Magistrado ResponsávelELISABETE COELHO DE MOURA ALVES
Data da Resolução15 de Junho de 2022
EmissorTribunal da Relação de Guimarães

ACORDAM EM CONFERÊNCIA NA 3ª SECÇÃO CÍVEL DO TRIBUNAL DA RELAÇÃO DE GUIMARÃES I. Relatório J. J. e outros intentaram a presente acção comum contra Construções X, Irmãos Lda., pedindo a condenação da ré a restituir-lhes o dobro das quantias que lhe pagaram até 1989 – ascendendo essas quantias ao valor, convertido em euros, de 132.462,75 €, o qual, por aplicação do coeficiente de desvalorização da moeda fixado para o ano de 1989, hoje corresponde a 340.429,26 € –, num total de 680.858,52 €, a que devem acrescer juros de mora à taxa legal e anual de 4%.

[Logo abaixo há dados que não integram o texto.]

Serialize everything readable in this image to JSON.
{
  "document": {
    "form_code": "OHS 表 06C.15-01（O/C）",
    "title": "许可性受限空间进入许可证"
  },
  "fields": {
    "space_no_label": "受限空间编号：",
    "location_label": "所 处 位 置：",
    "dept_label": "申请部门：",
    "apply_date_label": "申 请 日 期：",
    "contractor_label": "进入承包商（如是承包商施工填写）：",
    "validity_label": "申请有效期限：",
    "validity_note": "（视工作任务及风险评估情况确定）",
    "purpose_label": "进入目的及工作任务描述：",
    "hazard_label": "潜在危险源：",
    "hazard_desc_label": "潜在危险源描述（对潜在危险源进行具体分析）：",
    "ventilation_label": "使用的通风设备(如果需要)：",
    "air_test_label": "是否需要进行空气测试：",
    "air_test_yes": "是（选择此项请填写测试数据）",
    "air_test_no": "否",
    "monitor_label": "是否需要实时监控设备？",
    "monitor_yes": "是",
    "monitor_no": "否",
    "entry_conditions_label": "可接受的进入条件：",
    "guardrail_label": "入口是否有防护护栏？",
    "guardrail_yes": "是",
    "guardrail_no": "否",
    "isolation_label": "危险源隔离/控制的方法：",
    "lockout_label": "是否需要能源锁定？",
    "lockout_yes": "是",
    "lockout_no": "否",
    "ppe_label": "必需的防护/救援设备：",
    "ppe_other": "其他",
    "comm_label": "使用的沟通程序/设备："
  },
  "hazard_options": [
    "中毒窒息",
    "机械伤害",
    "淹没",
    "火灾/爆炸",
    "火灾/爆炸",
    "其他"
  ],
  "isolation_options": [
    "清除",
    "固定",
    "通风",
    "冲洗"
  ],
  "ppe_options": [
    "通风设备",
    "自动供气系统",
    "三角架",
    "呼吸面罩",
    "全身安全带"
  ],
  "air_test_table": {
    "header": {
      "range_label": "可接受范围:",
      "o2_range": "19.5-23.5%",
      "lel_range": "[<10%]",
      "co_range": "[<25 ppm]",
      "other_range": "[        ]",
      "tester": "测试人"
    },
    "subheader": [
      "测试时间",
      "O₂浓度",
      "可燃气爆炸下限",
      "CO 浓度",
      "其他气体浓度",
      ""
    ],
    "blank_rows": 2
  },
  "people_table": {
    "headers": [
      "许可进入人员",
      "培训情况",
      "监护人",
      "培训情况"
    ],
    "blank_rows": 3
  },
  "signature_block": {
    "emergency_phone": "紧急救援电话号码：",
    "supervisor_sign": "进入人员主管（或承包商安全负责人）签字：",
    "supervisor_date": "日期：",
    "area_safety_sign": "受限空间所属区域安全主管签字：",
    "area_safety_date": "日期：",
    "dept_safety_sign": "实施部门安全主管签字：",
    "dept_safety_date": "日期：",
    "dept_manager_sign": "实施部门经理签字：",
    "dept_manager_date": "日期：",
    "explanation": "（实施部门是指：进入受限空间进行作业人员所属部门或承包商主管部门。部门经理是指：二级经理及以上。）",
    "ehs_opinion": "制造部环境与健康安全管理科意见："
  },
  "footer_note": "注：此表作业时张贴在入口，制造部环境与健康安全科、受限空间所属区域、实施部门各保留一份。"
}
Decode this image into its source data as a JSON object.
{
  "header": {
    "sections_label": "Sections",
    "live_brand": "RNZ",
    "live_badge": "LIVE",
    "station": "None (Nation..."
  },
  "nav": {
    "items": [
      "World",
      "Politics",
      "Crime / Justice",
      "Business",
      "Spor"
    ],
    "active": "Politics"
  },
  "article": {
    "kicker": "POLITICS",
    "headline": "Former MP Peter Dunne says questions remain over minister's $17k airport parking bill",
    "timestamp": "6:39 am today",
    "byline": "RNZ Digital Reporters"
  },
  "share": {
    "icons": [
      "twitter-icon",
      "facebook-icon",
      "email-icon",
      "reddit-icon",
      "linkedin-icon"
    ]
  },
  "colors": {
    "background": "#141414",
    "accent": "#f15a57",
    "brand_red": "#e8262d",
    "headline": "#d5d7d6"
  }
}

Alegaram para tanto, em síntese, o seguinte: - Mediante acordo escrito celebrado em 10.01.1989, a ré prometeu vender aos autores e este prometerem comprar-lhe metade indivisa de um prédio misto, pelo preço de 25 milhões de escudos, correspondentes a 124.699,47 €, a pagar em prestações, o qual já se encontra integralmente pago; - Mais estipularam que a ré poderia ocupar o referido prédio com a construção de edifícios, para venda no regime de propriedade horizontal, caso em que deveria aos autores uma compensação correspondente a uma percentagem da construção – 10% das fracções do rés-do-chão e dos andares e, por cada um dos apartamentos assim calculados, uma garagem individual na cave do respectivo edifício; - Acordaram ainda que as despesas a suportar até que a totalidade do prédio misto ficasse apto para nele se iniciar qualquer edificação, nomeadamente com a desocupação do caseiro, projectos, encargos fiscais, infraestruturas urbanísticas, etc., seriam suportadas por ambas as ambas e na proporção de 50%; - A este título os autores pagaram um total de 1.556.400$00, correspondente a 7.763,28 €; - O valor total de 132.462,75 € despendido pelos autores corresponde hoje, por aplicação do coeficiente de desvalorização da moeda fixado para o ano de 1989, a 340.429,26 €; - Dadas as relações de amizade e familiares entre os autores e os representantes da ré, foi-se protelando a realização da escritura ou escrituras, bem como a execução do empreendimento nos termos projectados; - Em 14.07.2004, sem o conhecimento ou o consentimento dos autores, a ré transmitiu para a sociedade comercial Y – Construção Civil e Compra e Venda de Propriedades, Lda. a posse e a propriedade do prédio misto objecto do contrato promessa, conforme escritura pública de permuta que juntam, actuando de modo consciente e voluntário, com a vontade objectiva de deixarem de cumprir o contrato promessa outorgado com os Autores, em virtude de terem deixado de ser os proprietários do prédio misto prometido vender, faltaram definitiva e culposamente ao cumprimento do mesmo, pelo que lhe é imputável o incumprimento definitivo do referido contrato promessa; - Deste modo, deve devolver aos autores o dobro dos valores entregues a título de sinal, como tal se presumindo todas as quantias entregues pelos promitentes compradores, tudo acrescido de juros de mora a contar da citação.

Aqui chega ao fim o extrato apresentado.